D’autres fois encore, la possession est subite, sans qu’il y ait en faute même vénielle commise, et elle se prolonge avec plus ou moins de ténacité de la part du démon. Le possédé, étant innocent, n’a pas à se repentir ; pourtant, le diable, qui a sauté sur lui à l’improviste, qui s’est emparé de sa personne, homme ou femme, et s’y est installé, ne veut plus déloger, et, pour le faire céder, les exorcistes sont contraints à entamer de véritables luttes. Tel est le cas des ursulines de Loudun, qui avaient simplement reniflé le parfum de quelques roses, ignorant qu’elles étaient ensorcelées ; cas de possession absolument passive.

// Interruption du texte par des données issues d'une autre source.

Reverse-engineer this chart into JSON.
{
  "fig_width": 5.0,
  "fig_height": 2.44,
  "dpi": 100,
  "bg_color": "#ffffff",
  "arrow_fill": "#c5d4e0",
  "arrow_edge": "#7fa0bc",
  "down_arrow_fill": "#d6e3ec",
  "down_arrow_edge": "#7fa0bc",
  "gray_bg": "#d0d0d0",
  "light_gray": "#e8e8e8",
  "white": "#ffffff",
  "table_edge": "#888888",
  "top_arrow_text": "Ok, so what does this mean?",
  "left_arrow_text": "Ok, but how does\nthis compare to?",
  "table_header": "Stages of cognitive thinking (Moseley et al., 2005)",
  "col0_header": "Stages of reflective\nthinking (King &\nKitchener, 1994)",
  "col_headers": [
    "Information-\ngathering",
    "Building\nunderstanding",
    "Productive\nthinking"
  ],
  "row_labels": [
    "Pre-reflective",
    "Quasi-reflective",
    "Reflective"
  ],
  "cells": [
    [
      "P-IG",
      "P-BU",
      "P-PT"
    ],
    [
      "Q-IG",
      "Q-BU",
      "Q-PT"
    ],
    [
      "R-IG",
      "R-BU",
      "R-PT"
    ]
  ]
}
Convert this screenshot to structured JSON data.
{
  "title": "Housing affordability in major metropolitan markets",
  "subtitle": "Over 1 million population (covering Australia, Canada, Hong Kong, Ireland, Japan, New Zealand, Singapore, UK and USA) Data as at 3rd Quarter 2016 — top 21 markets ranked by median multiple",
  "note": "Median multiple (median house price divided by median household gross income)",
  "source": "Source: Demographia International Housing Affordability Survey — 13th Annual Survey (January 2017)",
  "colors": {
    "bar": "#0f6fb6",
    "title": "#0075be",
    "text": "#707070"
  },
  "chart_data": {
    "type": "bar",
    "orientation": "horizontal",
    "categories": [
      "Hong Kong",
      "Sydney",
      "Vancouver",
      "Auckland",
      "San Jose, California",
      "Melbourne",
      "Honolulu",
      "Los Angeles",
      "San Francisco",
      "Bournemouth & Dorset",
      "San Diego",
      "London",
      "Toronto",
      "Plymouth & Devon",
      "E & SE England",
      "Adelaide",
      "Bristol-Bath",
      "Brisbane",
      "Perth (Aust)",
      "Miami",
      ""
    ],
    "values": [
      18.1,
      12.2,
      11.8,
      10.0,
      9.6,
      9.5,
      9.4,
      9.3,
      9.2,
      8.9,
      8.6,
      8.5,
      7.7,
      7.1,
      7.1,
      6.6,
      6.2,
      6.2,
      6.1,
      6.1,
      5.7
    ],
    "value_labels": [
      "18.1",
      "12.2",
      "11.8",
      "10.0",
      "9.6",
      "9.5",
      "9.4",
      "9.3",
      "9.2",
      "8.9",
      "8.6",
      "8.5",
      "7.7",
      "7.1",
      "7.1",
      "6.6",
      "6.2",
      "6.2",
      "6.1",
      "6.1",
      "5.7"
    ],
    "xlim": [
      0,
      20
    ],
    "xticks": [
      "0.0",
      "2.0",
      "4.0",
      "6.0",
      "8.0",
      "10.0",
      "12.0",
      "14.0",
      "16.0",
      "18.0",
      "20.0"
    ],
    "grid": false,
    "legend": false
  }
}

Dans d’autres cas, enfin, le possédé est un impie invétéré, qui a pris depuis longtemps le soin de tapisser lui-même l’intérieur de sa con science de méchants actes, de mauvaises pensées, d’irréligion et de toutes sortes d’infamies. Tel devait être, par exemple, le fameux Ravachol, que les médecins se sont accordés à déclarer parfaitement en possession de sa raison, qui a été condamné comme criminel, mais qui n’était certainement pas un criminel ordinaire, naturel, si j’ose m’exprimer ainsi, et qui a marché tranquillement à la guillotine, en chantant des horreurs, comme Grandier allant au bûcher ; car personne n’a oublié l’abominable chanson, blasphématoire au plus haut degré contre Dieu, que cet anarchiste modulait gaiement au moment même où le bourreau allait lui trancher la tête. Je suis convaincu que, si Ravachol, au lieu d’être examiné par des médecins, l’avait été par des exorcistes, on aurait reconnu dans son cas une possession des mieux caractérisées.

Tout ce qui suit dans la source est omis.